# HyperLogLog¶

HyperLogLog algorithm was proposed by Philippe Flajolet, Éric Fusy, Olivier Gandouet, and Frédéric Meunier in 2007.

It’s a hash-based probabilistic algorithm for counting the number of distinct values in the presence of duplicates.

This implementation uses the classical algorithm with a 32-bit hash function and 4-byte counters.

```
from pdsa.cardinality.hyperloglog import HyperLogLog
hll = HyperLogLog(10)
hll.add("hello")
print(hll.count())
```

## Build a counter¶

To build a counter, specify its precision - the number of bits that should be used to randomly choose the counter (stochastic averaging). The rest of the bits of the 32-bit hash value will be used to index into the selected counter.

```
from pdsa.cardinality.hyperloglog import HyperLogLog
hll = HyperLogLog(precision=10)
```

Note

Precision has to be an integer in range 4 … 16.

Note

This implementation uses MurmurHash3 family of hash functions which yields a 32-bit hash value.

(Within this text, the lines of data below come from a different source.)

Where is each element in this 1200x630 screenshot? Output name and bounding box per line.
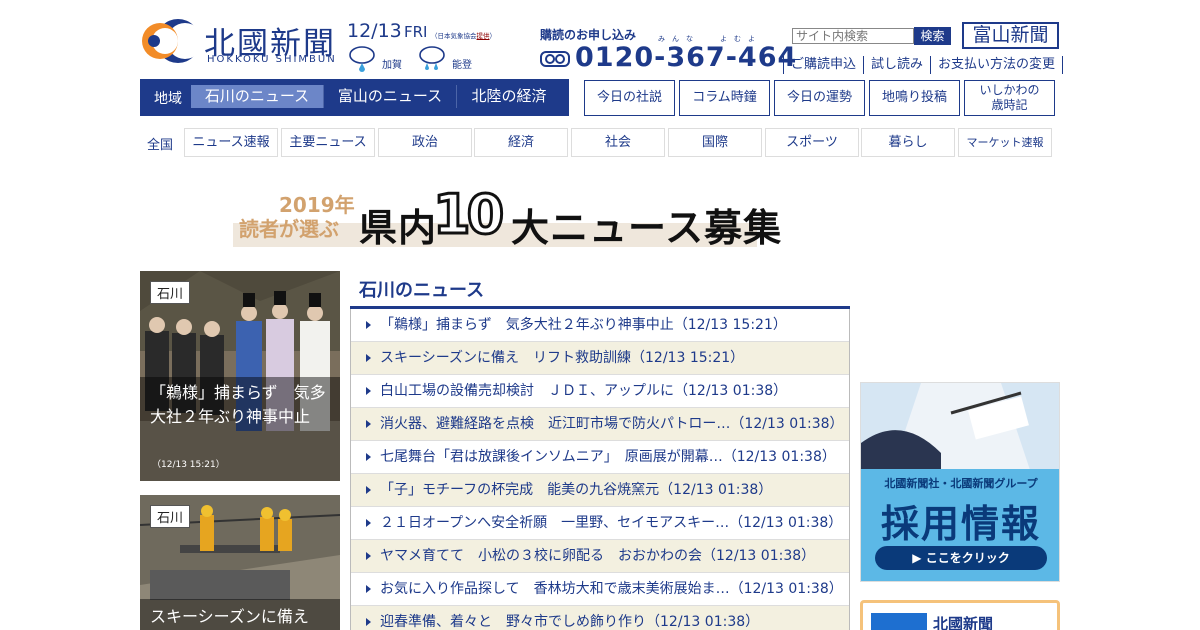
weather-area-noto: 能登 (452, 60, 472, 71)
digital-paper-ad[interactable]: 北國新聞 (860, 600, 1060, 630)
news-item[interactable]: ２１日オープンへ安全祈願 一里野、セイモアスキー…（12/13 01:38） (351, 507, 849, 540)
arrow-right-icon (366, 321, 371, 329)
recruit-ad-subtitle: 北國新聞社・北國新聞グループ (884, 477, 1038, 490)
weather-day-of-week: FRI (404, 23, 428, 41)
banner-headline: 県内 大ニュース募集 (359, 206, 783, 250)
arrow-right-icon (366, 552, 371, 560)
cat-lifestyle[interactable]: 暮らし (861, 128, 955, 157)
phone-number: 0120-367-464 (575, 42, 798, 73)
tab-ishikawa-news[interactable]: 石川のニュース (191, 85, 324, 108)
column-jisho-button[interactable]: コラム時鐘 (679, 80, 770, 116)
arrow-right-icon (366, 585, 371, 593)
tab-toyama-news[interactable]: 富山のニュース (324, 85, 457, 108)
rain-cloud-icon (349, 46, 375, 72)
photo-region-tag: 石川 (150, 281, 191, 304)
photo-card-ushinsama[interactable]: 石川 「鵜様」捕まらず 気多大社２年ぶり神事中止 （12/13 15:21） (140, 271, 340, 481)
saijiki-line-2: 歳時記 (991, 98, 1028, 112)
free-dial-icon (540, 51, 570, 67)
photo-caption: スキーシーズンに備え (140, 599, 340, 630)
cat-international[interactable]: 国際 (668, 128, 762, 157)
news-item[interactable]: 白山工場の設備売却検討 ＪＤＩ、アップルに（12/13 01:38） (351, 375, 849, 408)
search-button[interactable]: 検索 (914, 27, 951, 45)
weather-widget: 12/13 FRI （日本気象協会提供） 加賀 能登 (347, 20, 517, 76)
saijiki-button[interactable]: いしかわの 歳時記 (964, 80, 1055, 116)
saijiki-line-1: いしかわの (979, 83, 1040, 97)
arrow-right-icon (366, 420, 371, 428)
cat-politics[interactable]: 政治 (378, 128, 472, 157)
tab-hokuriku-economy[interactable]: 北陸の経済 (457, 85, 561, 108)
weather-credit: （日本気象協会提供） (431, 32, 496, 40)
link-trial[interactable]: 試し読み (863, 56, 930, 74)
site-logo[interactable]: 北國新聞 HOKKOKU SHIMBUN (140, 16, 340, 66)
cat-sports[interactable]: スポーツ (765, 128, 859, 157)
category-nav-label: 全国 (147, 138, 174, 153)
site-search-input[interactable] (792, 28, 914, 44)
arrow-right-icon (366, 354, 371, 362)
subscribe-label: 購読のお申し込み (540, 28, 637, 42)
recruit-ad-title: 採用情報 (880, 502, 1041, 546)
arrow-right-icon (366, 618, 371, 626)
recruit-ad[interactable]: 北國新聞社・北國新聞グループ 採用情報 ▶ ここをクリック (860, 382, 1060, 582)
news-item[interactable]: 迎春準備、着々と 野々市でしめ飾り作り（12/13 01:38） (351, 606, 849, 630)
news-item[interactable]: 消火器、避難経路を点検 近江町市場で防火パトロー…（12/13 01:38） (351, 408, 849, 441)
top10-news-banner[interactable]: 2019年 読者が選ぶ 県内 大ニュース募集 10 (233, 182, 781, 250)
banner-number-ten: 10 (431, 182, 505, 248)
editorial-button[interactable]: 今日の社説 (584, 80, 675, 116)
cat-society[interactable]: 社会 (571, 128, 665, 157)
news-item[interactable]: 七尾舞台「君は放課後インソムニア」 原画展が開幕…（12/13 01:38） (351, 441, 849, 474)
link-subscribe[interactable]: ご購読申込 (783, 56, 863, 74)
news-item[interactable]: ヤマメ育てて 小松の３校に卵配る おおかわの会（12/13 01:38） (351, 540, 849, 573)
photo-timestamp: （12/13 15:21） (152, 460, 225, 470)
link-payment-change[interactable]: お支払い方法の変更 (930, 56, 1064, 74)
banner-readers: 読者が選ぶ (239, 217, 339, 241)
cat-breaking-news[interactable]: ニュース速報 (184, 128, 278, 157)
news-item[interactable]: スキーシーズンに備え リフト救助訓練（12/13 15:21） (351, 342, 849, 375)
horoscope-button[interactable]: 今日の運勢 (774, 80, 865, 116)
news-list: 「鵜様」捕まらず 気多大社２年ぶり神事中止（12/13 15:21） スキーシー… (350, 309, 850, 630)
region-nav-label: 地域 (154, 91, 182, 107)
recruit-click-button[interactable]: ▶ ここをクリック (875, 546, 1047, 570)
news-section-title: 石川のニュース (359, 280, 485, 301)
news-item[interactable]: お気に入り作品探して 香林坊大和で歳末美術展始ま…（12/13 01:38） (351, 573, 849, 606)
recruit-photo-image (861, 383, 1059, 473)
toyama-shimbun-button[interactable]: 富山新聞 (962, 22, 1059, 49)
header-links: ご購読申込 試し読み お支払い方法の変更 (783, 56, 1064, 74)
cat-economy[interactable]: 経済 (474, 128, 568, 157)
weather-credit-link[interactable]: 提供 (477, 32, 490, 40)
cat-market-news[interactable]: マーケット速報 (958, 128, 1052, 157)
logo-mark-icon (142, 19, 198, 63)
photo-card-ski-lift[interactable]: 石川 スキーシーズンに備え (140, 495, 340, 630)
photo-region-tag: 石川 (150, 505, 191, 528)
reader-letters-button[interactable]: 地鳴り投稿 (869, 80, 960, 116)
news-item[interactable]: 「鵜様」捕まらず 気多大社２年ぶり神事中止（12/13 15:21） (351, 309, 849, 342)
arrow-right-icon (366, 453, 371, 461)
recruit-ad-photo (861, 383, 1059, 473)
paper-thumbnail (871, 613, 927, 630)
news-item[interactable]: 「子」モチーフの杯完成 能美の九谷焼窯元（12/13 01:38） (351, 474, 849, 507)
weather-date: 12/13 (347, 20, 402, 42)
cat-top-news[interactable]: 主要ニュース (281, 128, 375, 157)
region-nav: 地域 石川のニュース 富山のニュース 北陸の経済 (140, 79, 569, 116)
arrow-right-icon (366, 486, 371, 494)
rain-cloud-icon (419, 46, 445, 70)
arrow-right-icon (366, 519, 371, 527)
arrow-right-icon (366, 387, 371, 395)
paper-ad-label: 北國新聞 (933, 615, 994, 630)
weather-area-kaga: 加賀 (382, 60, 402, 71)
logo-roman: HOKKOKU SHIMBUN (207, 54, 337, 65)
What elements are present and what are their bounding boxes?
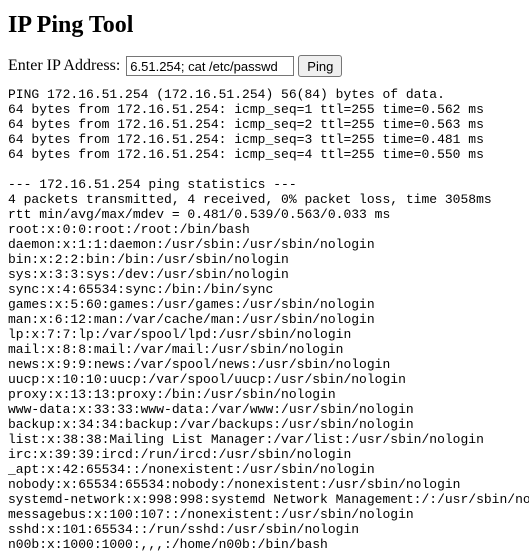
page-title: IP Ping Tool xyxy=(8,12,521,39)
ip-input[interactable] xyxy=(126,56,294,76)
ip-label: Enter IP Address: xyxy=(8,57,120,75)
ip-form: Enter IP Address: Ping xyxy=(8,55,521,77)
command-output: PING 172.16.51.254 (172.16.51.254) 56(84… xyxy=(8,87,521,552)
ping-button[interactable]: Ping xyxy=(298,55,342,77)
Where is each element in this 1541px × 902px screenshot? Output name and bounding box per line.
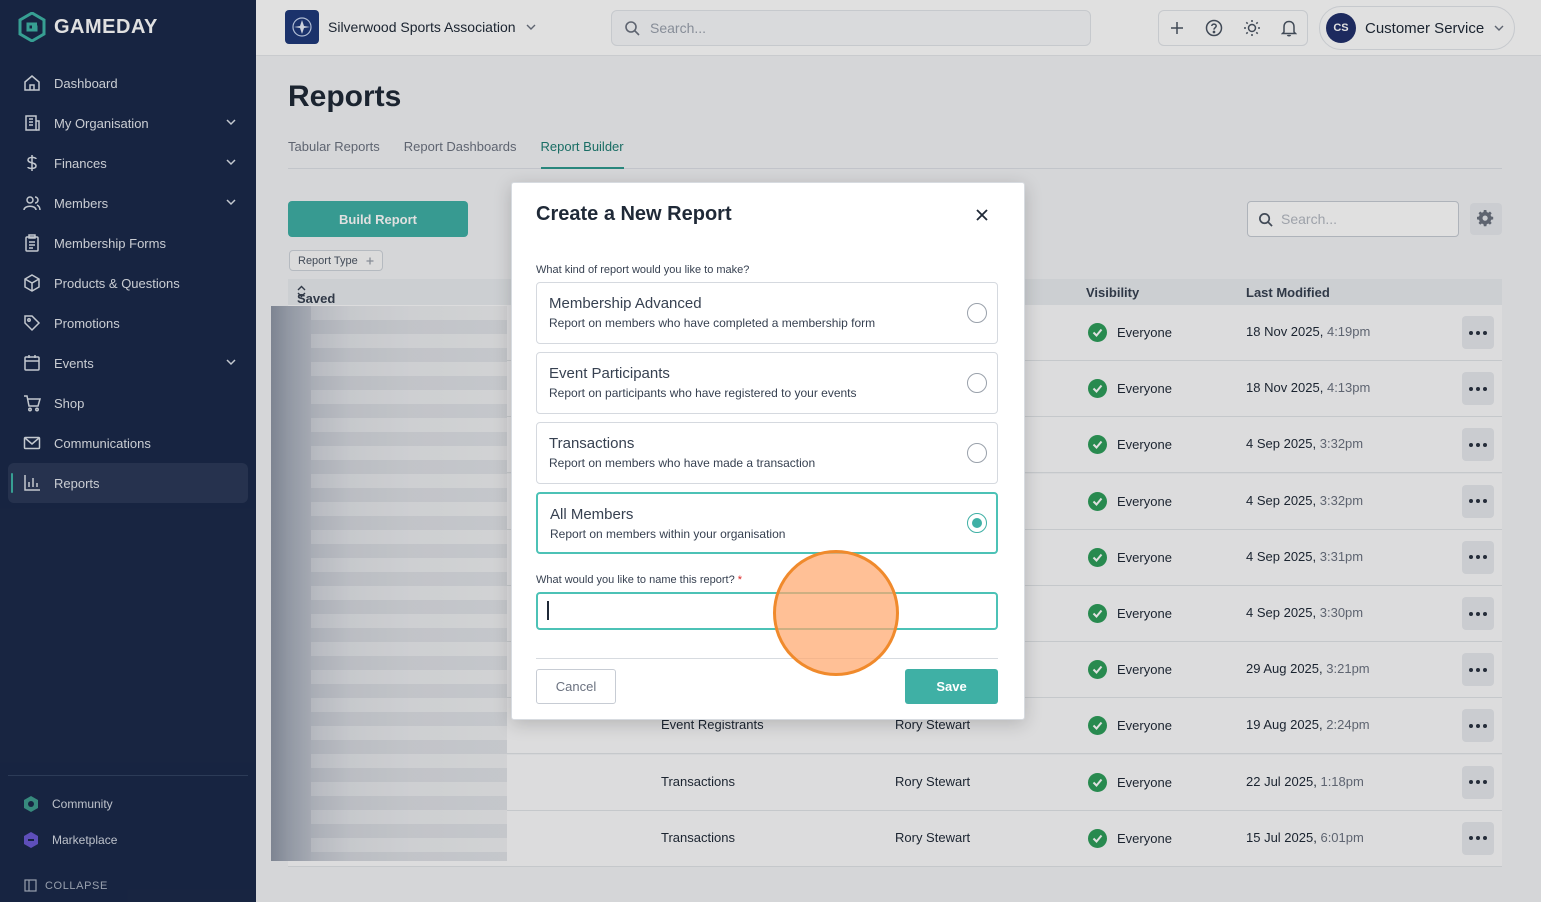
option-title: All Members <box>550 506 634 523</box>
required-mark: * <box>737 574 743 586</box>
report-name-label: What would you like to name this report?… <box>536 574 742 586</box>
option-title: Event Participants <box>549 365 670 382</box>
option-membership-advanced[interactable]: Membership Advanced Report on members wh… <box>536 282 998 344</box>
option-transactions[interactable]: Transactions Report on members who have … <box>536 422 998 484</box>
dialog-divider <box>536 658 998 659</box>
dialog-title: Create a New Report <box>536 203 732 225</box>
click-indicator <box>773 550 899 676</box>
save-button[interactable]: Save <box>905 669 998 704</box>
report-name-input[interactable] <box>536 592 998 630</box>
cancel-button[interactable]: Cancel <box>536 669 616 704</box>
radio-button[interactable] <box>967 373 987 393</box>
option-description: Report on members within your organisati… <box>550 527 786 541</box>
option-description: Report on members who have made a transa… <box>549 456 816 470</box>
create-report-dialog: Create a New Report What kind of report … <box>511 182 1025 720</box>
report-type-question: What kind of report would you like to ma… <box>536 264 750 276</box>
option-title: Membership Advanced <box>549 295 702 312</box>
radio-button-selected[interactable] <box>967 513 987 533</box>
close-icon <box>976 209 988 221</box>
radio-button[interactable] <box>967 443 987 463</box>
text-cursor <box>547 601 549 620</box>
close-button[interactable] <box>972 205 992 225</box>
radio-button[interactable] <box>967 303 987 323</box>
report-name-question: What would you like to name this report? <box>536 574 735 586</box>
option-all-members[interactable]: All Members Report on members within you… <box>536 492 998 554</box>
option-description: Report on participants who have register… <box>549 386 857 400</box>
option-description: Report on members who have completed a m… <box>549 316 876 330</box>
option-title: Transactions <box>549 435 635 452</box>
option-event-participants[interactable]: Event Participants Report on participant… <box>536 352 998 414</box>
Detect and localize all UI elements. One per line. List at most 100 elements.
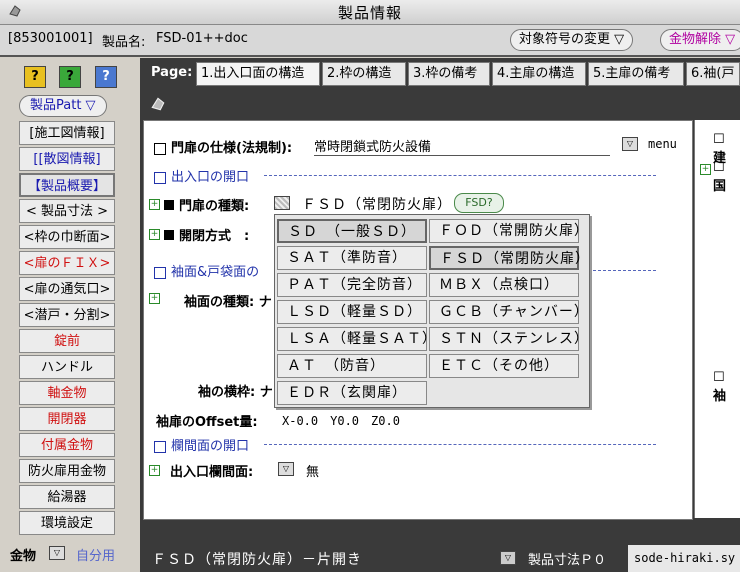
menu-item-etc[interactable]: ＥＴＣ（その他） bbox=[429, 354, 579, 378]
spec-row: 門扉の仕様(法規制): bbox=[154, 137, 292, 156]
open-method-label: 開閉方式 : bbox=[179, 229, 250, 244]
change-symbol-button[interactable]: 対象符号の変更 ▽ bbox=[510, 29, 634, 51]
menu-item-mbx[interactable]: ＭＢＸ（点検口） bbox=[429, 273, 579, 297]
sidebar-item-closer[interactable]: 開閉器 bbox=[19, 407, 115, 431]
right-panel: ☐ 建 + ☐ 国 ☐ 袖 bbox=[694, 120, 740, 518]
sidebar-item-water-heater[interactable]: 給湯器 bbox=[19, 485, 115, 509]
record-id: [853001001] bbox=[8, 31, 93, 46]
status-product: ＦＳＤ（常閉防火扉）－片開き bbox=[152, 552, 362, 568]
filled-square-icon bbox=[164, 230, 174, 240]
transom-value: 無 bbox=[306, 465, 320, 480]
tab-door-notes[interactable]: 5.主扉の備考 bbox=[588, 62, 684, 86]
panel-icon bbox=[151, 97, 165, 111]
status-file: sode-hiraki.sy bbox=[628, 545, 740, 572]
section-transom-title: 欄間面の開口 bbox=[171, 439, 250, 454]
menu-item-stn[interactable]: ＳＴＮ（ステンレス） bbox=[429, 327, 588, 351]
release-hardware-button[interactable]: 金物解除 ▽ bbox=[660, 29, 740, 51]
status-dimension: 製品寸法Ｐ０ bbox=[528, 553, 607, 568]
sidebar-item-hinge-hardware[interactable]: 軸金物 bbox=[19, 381, 115, 405]
help-icon-yellow[interactable]: ? bbox=[24, 66, 46, 88]
menu-item-fsd[interactable]: ＦＳＤ（常閉防火扉） bbox=[429, 246, 589, 270]
sidebar-item-lock[interactable]: 錠前 bbox=[19, 329, 115, 353]
divider bbox=[264, 175, 656, 176]
spec-dropdown-icon[interactable]: ▽ bbox=[622, 137, 638, 151]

## Index element into the counter¶

```
hll.add("hello")
```

Note

It is possible to index into the counter any elements (internally
it uses *repr()* of the python object to calculate hash values for
elements that are not integers, strings or bytes.

## Size of the counter in bytes¶

```
print(hll.sizeof())
```

## Length of the counter¶

```
print(len(hll))
```

## Count of unique elements in the counter¶

```
print(hll.count())
```

Warning

It is only an approximation of the exact cardinality.